The term “FPS” usually means first-person shooter in the video gaming industry. However for Alien: Isolation, the game is best described as a first-person stealth game instead.
The Alien franchise has always been popular among movie and video game fans alike. However, the franchise took a hit due to the mixed reception for the movie Prometheus as well as the release of the horrendous Aliens: Colonial Marines video game. Alien: Isolation plans to make the franchise cool again.
Instead of making an action game, The Creative Assembly made a survival horror game with the release of Alien: Isolation. Because of this new direction, Alien Isolation feels fresh and exciting as it brings in some new ideas to the table. However, some of the game’s execution and pace ruin what could have been a better game.
What I do like about Alien Isolation is its nods to the first 1979 Alien movie directed by Ridley Scott. This is because you are playing as Amanda Ripley who is the daughter of Sigourney Weaver’s character Ellen Ripley. Alien: Isolation takes place a few years after the events of the 1979 movie as Amanda is trying to search for her mother wondering of her disappearance. She will soon discover that space isn’t as safe as it appears to be.
Alien: Isolation is a game that requires patience as things start off very slow at the beginning. For the first two hours or so, Ripley is just walking around opening doors and stuff as the Alien hasn’t arrived yet. However, once the Alien appears the game gets exciting and scary.
The Alien that lurks around the spaceship is smart and is very strong too. At the beginning of the game, Ripley doesn’t have any weapons so you will have to be quiet in moving around. The Alien can pick up noise so it’s advisable that you don’t sprint or make too much noise while moving. There were several times in the game I jumped in fear as the Alien killed me even though I thought I was “safe”.
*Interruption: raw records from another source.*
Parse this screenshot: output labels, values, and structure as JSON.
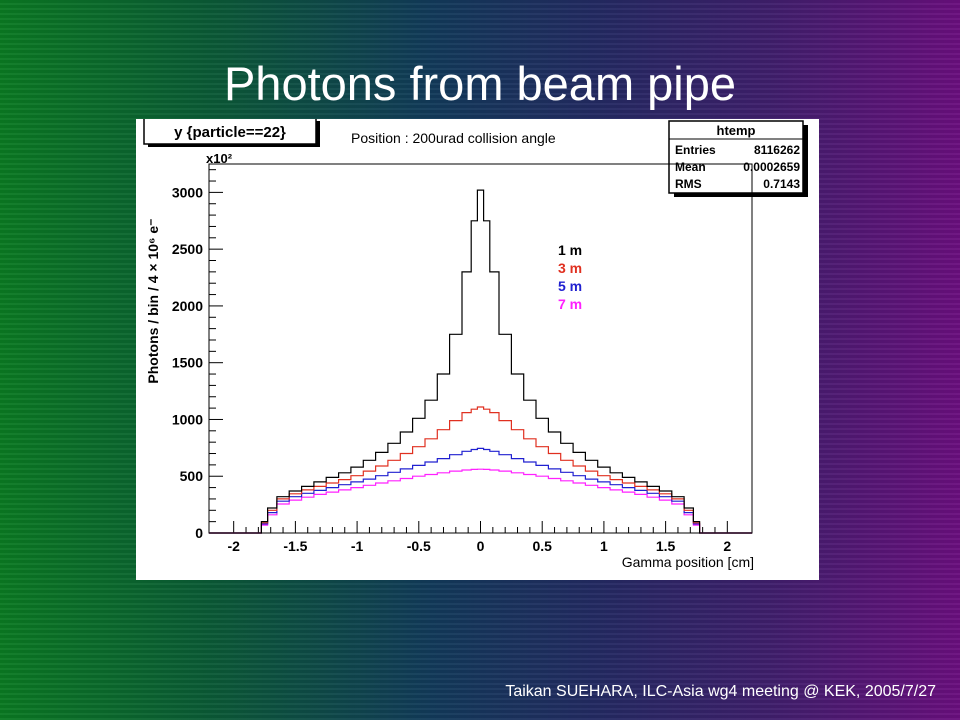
{
  "slide": {
    "title": "Photons from beam pipe",
    "footer": "Taikan  SUEHARA, ILC-Asia wg4 meeting @ KEK, 2005/7/27"
  },
  "chart_data": {
    "type": "line",
    "draw_option": "y  {particle==22}",
    "title": "Position : 200urad collision angle",
    "xlabel": "Gamma position [cm]",
    "ylabel": "Photons / bin / 4 × 10⁶ e⁻",
    "y_multiplier": "x10²",
    "xlim": [
      -2.2,
      2.2
    ],
    "ylim": [
      0,
      3250
    ],
    "x_ticks": [
      "-2",
      "-1.5",
      "-1",
      "-0.5",
      "0",
      "0.5",
      "1",
      "1.5",
      "2"
    ],
    "y_ticks": [
      "0",
      "500",
      "1000",
      "1500",
      "2000",
      "2500",
      "3000"
    ],
    "grid": false,
    "legend_position": "top-center",
    "stats_box": {
      "title": "htemp",
      "rows": [
        {
          "label": "Entries",
          "value": "8116262"
        },
        {
          "label": "Mean",
          "value": "0.0002659"
        },
        {
          "label": "RMS",
          "value": "0.7143"
        }
      ]
    },
    "x": [
      -2.2,
      -1.9,
      -1.8,
      -1.75,
      -1.7,
      -1.6,
      -1.5,
      -1.4,
      -1.3,
      -1.2,
      -1.1,
      -1.0,
      -0.9,
      -0.8,
      -0.7,
      -0.6,
      -0.5,
      -0.4,
      -0.3,
      -0.2,
      -0.1,
      -0.05,
      0,
      0.05,
      0.1,
      0.2,
      0.3,
      0.4,
      0.5,
      0.6,
      0.7,
      0.8,
      0.9,
      1.0,
      1.1,
      1.2,
      1.3,
      1.4,
      1.5,
      1.6,
      1.7,
      1.75,
      1.8,
      1.9,
      2.2
    ],
    "series": [
      {
        "name": "1 m",
        "color": "#000000",
        "values": [
          0,
          0,
          0,
          100,
          220,
          320,
          370,
          410,
          450,
          490,
          530,
          580,
          640,
          710,
          790,
          890,
          1010,
          1170,
          1400,
          1750,
          2300,
          2750,
          3020,
          2750,
          2300,
          1750,
          1400,
          1170,
          1010,
          890,
          790,
          710,
          640,
          580,
          530,
          490,
          450,
          410,
          370,
          320,
          220,
          100,
          0,
          0,
          0
        ]
      },
      {
        "name": "3 m",
        "color": "#e03020",
        "values": [
          0,
          0,
          0,
          90,
          200,
          300,
          345,
          380,
          410,
          440,
          470,
          505,
          545,
          590,
          640,
          700,
          760,
          830,
          910,
          990,
          1060,
          1090,
          1110,
          1090,
          1060,
          990,
          910,
          830,
          760,
          700,
          640,
          590,
          545,
          505,
          470,
          440,
          410,
          380,
          345,
          300,
          200,
          90,
          0,
          0,
          0
        ]
      },
      {
        "name": "5 m",
        "color": "#2020d0",
        "values": [
          0,
          0,
          0,
          80,
          180,
          280,
          320,
          350,
          375,
          400,
          425,
          450,
          475,
          505,
          535,
          565,
          595,
          625,
          655,
          690,
          720,
          735,
          745,
          735,
          720,
          690,
          655,
          625,
          595,
          565,
          535,
          505,
          475,
          450,
          425,
          400,
          375,
          350,
          320,
          280,
          180,
          80,
          0,
          0,
          0
        ]
      },
      {
        "name": "7 m",
        "color": "#ff20ff",
        "values": [
          0,
          0,
          0,
          70,
          160,
          255,
          290,
          315,
          340,
          360,
          380,
          400,
          420,
          440,
          460,
          480,
          500,
          515,
          530,
          545,
          555,
          560,
          562,
          560,
          555,
          545,
          530,
          515,
          500,
          480,
          460,
          440,
          420,
          400,
          380,
          360,
          340,
          315,
          290,
          255,
          160,
          70,
          0,
          0,
          0
        ]
      }
    ]
  }
}
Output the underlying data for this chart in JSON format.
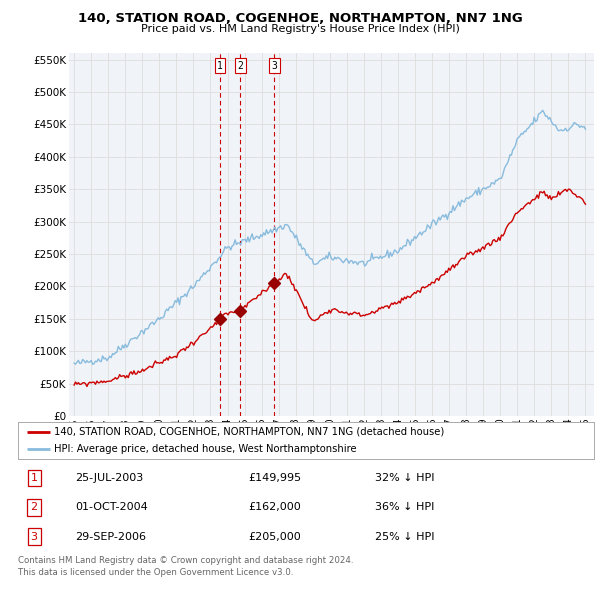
{
  "title": "140, STATION ROAD, COGENHOE, NORTHAMPTON, NN7 1NG",
  "subtitle": "Price paid vs. HM Land Registry's House Price Index (HPI)",
  "legend_property": "140, STATION ROAD, COGENHOE, NORTHAMPTON, NN7 1NG (detached house)",
  "legend_hpi": "HPI: Average price, detached house, West Northamptonshire",
  "footer1": "Contains HM Land Registry data © Crown copyright and database right 2024.",
  "footer2": "This data is licensed under the Open Government Licence v3.0.",
  "sales": [
    {
      "label": "1",
      "date": "25-JUL-2003",
      "date_num": 2003.56,
      "price": 149995,
      "hpi_pct": "32% ↓ HPI"
    },
    {
      "label": "2",
      "date": "01-OCT-2004",
      "date_num": 2004.75,
      "price": 162000,
      "hpi_pct": "36% ↓ HPI"
    },
    {
      "label": "3",
      "date": "29-SEP-2006",
      "date_num": 2006.74,
      "price": 205000,
      "hpi_pct": "25% ↓ HPI"
    }
  ],
  "property_color": "#cc0000",
  "hpi_color": "#88bbdd",
  "sale_marker_color": "#990000",
  "vline_color": "#cc0000",
  "grid_color": "#dddddd",
  "bg_color": "#ffffff",
  "ylim": [
    0,
    560000
  ],
  "yticks": [
    0,
    50000,
    100000,
    150000,
    200000,
    250000,
    300000,
    350000,
    400000,
    450000,
    500000,
    550000
  ],
  "ytick_labels": [
    "£0",
    "£50K",
    "£100K",
    "£150K",
    "£200K",
    "£250K",
    "£300K",
    "£350K",
    "£400K",
    "£450K",
    "£500K",
    "£550K"
  ],
  "xmin": 1995.0,
  "xmax": 2025.5
}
The bulk of the game when you are walking around trying to avoid the Alien is the best part of Alien: Isolation, although sadly things start to get more annoying when other “enemies” are around. Unfriendly humans are roam around, but the most annoying enemies of all time are the hostile Androids. They are without a doubt the most annoying bad guys in a video game I have encountered in a very long time.
The Alien in Alien: Isolation is not annoying simply because you can avoid it and it also goes back to hide in the vents when it gets bored. The Androids on the other hand never hide and are very hard to kill. There is a large section of the game where the Alien is not around and the only enemies you see are an army of Androids. This part of the game dragged out for far too long in my opinion.
The pace of the game is somewhat of an issue too. The beginning is quite long and boring and could have been shortened. The aforementioned Android bulk of the game could have been cut off completely. The Androids are more annoying than they are scary like the Alien parts. The game is quite long which is not a bad thing, but some parts could have been cut to make the experience more bearable.
Graphically, Alien: Isolation is atmospheric and runs pretty well on the Xbox One version I tested. The main Alien looks big and menacing unlike the cheap ones that we saw in Colonial Marines. There were moments the game would lag, but a small update patch should be enough to rectify this. The audio is one of the best I had experienced in a long time too as the scary sounds of the Alien and the music will get your heart racing.
Overall, Alien: Isolation is a decent game that is a fresh survival-horror experience. The main flaw of the game is simply the pace as the game drags on and features elements that could have been cut out entirely. Still, the game is quite fun to play especially at night-time with the lights off.